Perhaps I should have fought him off, but he probably would have been able to force it in me anyway. I took it.
He left and came back with blankets. "I'm sorry," he said, wrapping one around my shoulders. I was sweating profusely, but I was shivering. "You're reacting to the sedative." He got me a cup of water and told me to sip it, sitting on the edge of the bathtub to watch.
When I felt the room stop spinning, I spoke. "What are you going to do with me?"
"I don't know."
I hugged the blanket closer around my shoulders. "Why?"
He didn't answer.
"Look, could you at least un-cuff me? It's not like I'm getting anywhere fast." I thought I was probably lying, but it was worth a shot. My arm hurt from being held above my head for so long.
"No." He went to the medicine cabinet beyond my reach and got out some kind of ointment and gauze. Sliding the cuff up my arm a little, he dressed the wounds I had inflicted. "I'm sorry."
"I'm not going to tell anyone," I told him. "I won't. Please let me go."
He gave no indication that he had heard me. I wondered vaguely if crying would make any difference. It might annoy him enough to kill me.

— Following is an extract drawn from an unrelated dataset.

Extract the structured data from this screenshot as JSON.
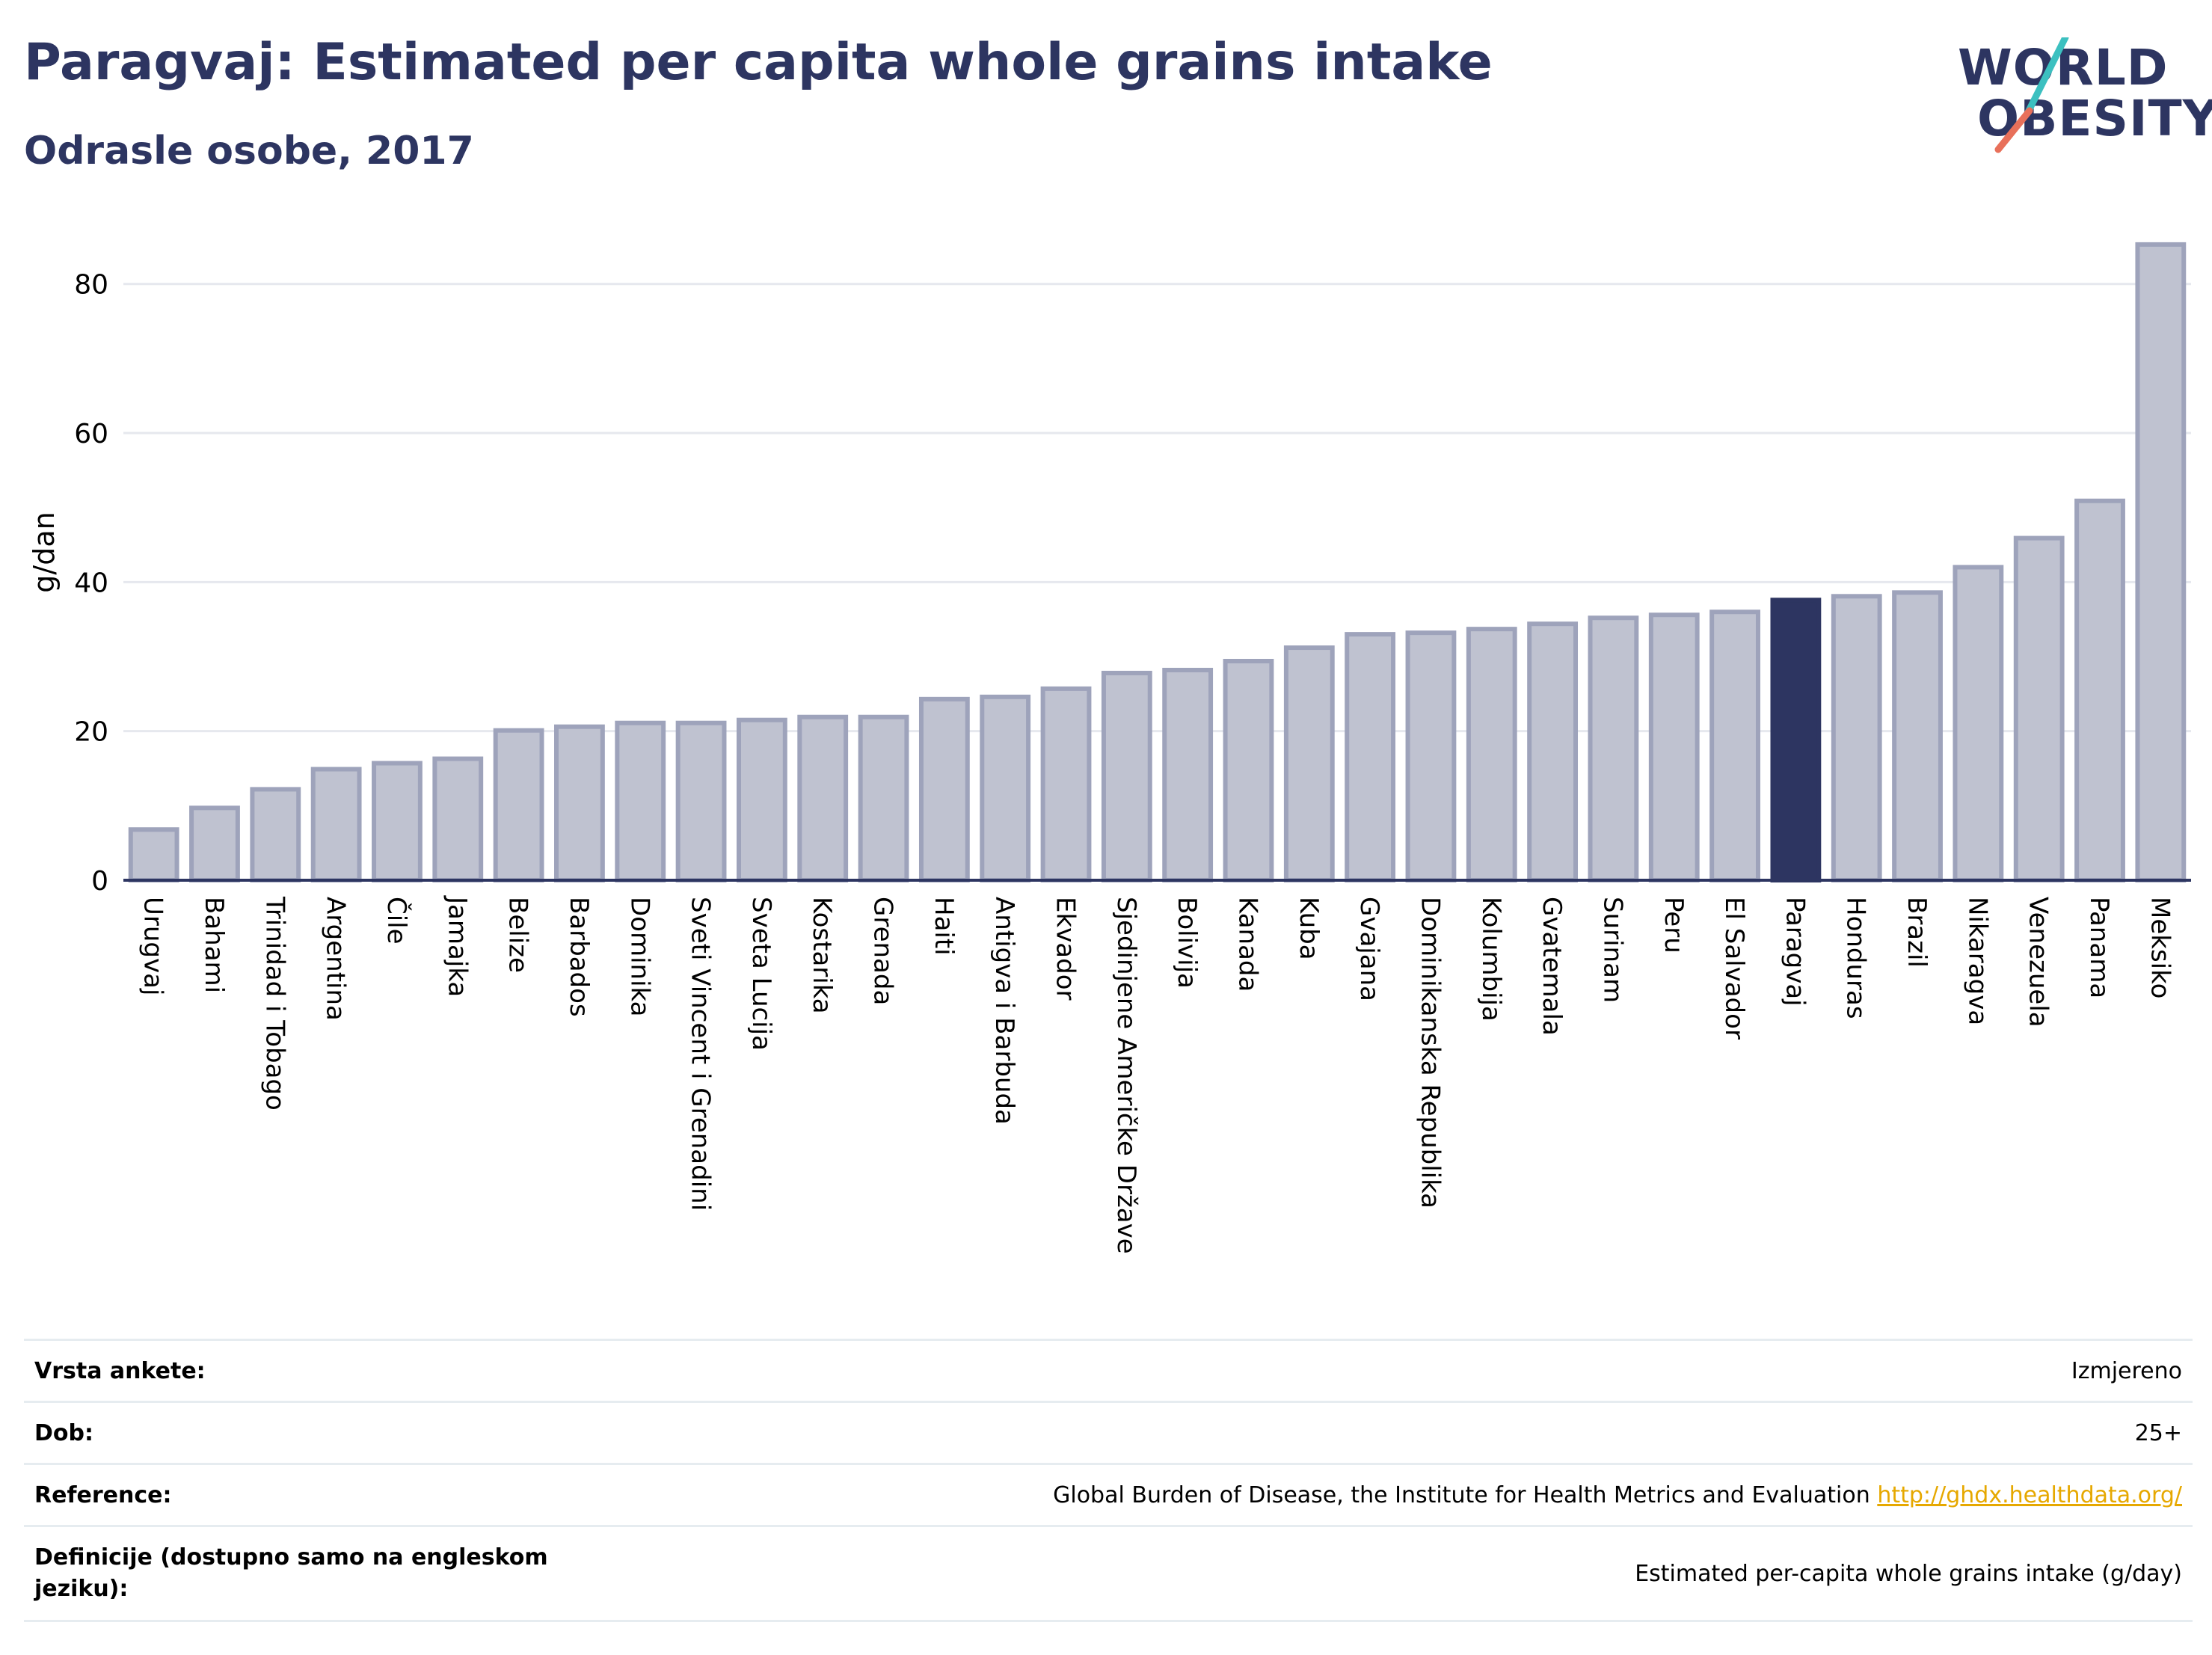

"Are you hungry?" he asked. I shook my head. "I'll come back tomorrow." He left, shutting bathroom door. I heard it lock, heard something being dragged in front of it to brace it. My heart sank. I was in for a long night.
I stretched over to the sink, opening the cabinet I already knew was empty at its base. Rummaging blindly at the plumbing of the sink, I searched for something I could use to pick or break the lock. My eyes fixed on the soap. Of course. Why had I not thought of it before?
I cupped water from the sink onto my cuffed arm and soaped it thoroughly.
It took a long time, and I found tears running down my face; it hurt. But I got it off.
Bleeding profusely, I stumbled to the medicine cabinet and got more bandages, managing to stem the blood. What now?
The door was locked—from the outside, of course. The door was metal (what kind of person had a metal door for their basement bathroom?) and locked from the outside. Shit.
I looked to the hinges, and got back after the sink, somehow wrenching out a pipe. There were tweezers in the cabinet; I used the pipe as a hammer, the tweezers as a pick, and tapped out the hinge pins.
The only way I could put leverage on the door was to stuff my fingers in the crack along the bottom and pull. It took me several tries, but I managed to yank it out—it fell heavily on me, bruising my hands and head. I cursed violently, curling up in pain.
It was a freezer he had dragged in front of the door. I shoved at it, but nothing happened. After sitting back and looking at it for a moment, I heaved the door over and wedged sideways into the door frame, throwing my weight against the protruding side. The leverage worked; the freezer scraped slowly across the concrete floor, finally giving me enough room to squeeze out.
Heart pounding with exultation, I cast about for the way out. I clattered noisily up the stairs—if nobody had come with the noise from that freezer, then the place was definitely empty—and reached the top, finding that door unlocked.
He was there. He was right there. I froze, terrified, too shocked to react. He pushed me to the wall and injected me again as I started to fight. For the third time that day, I blacked out.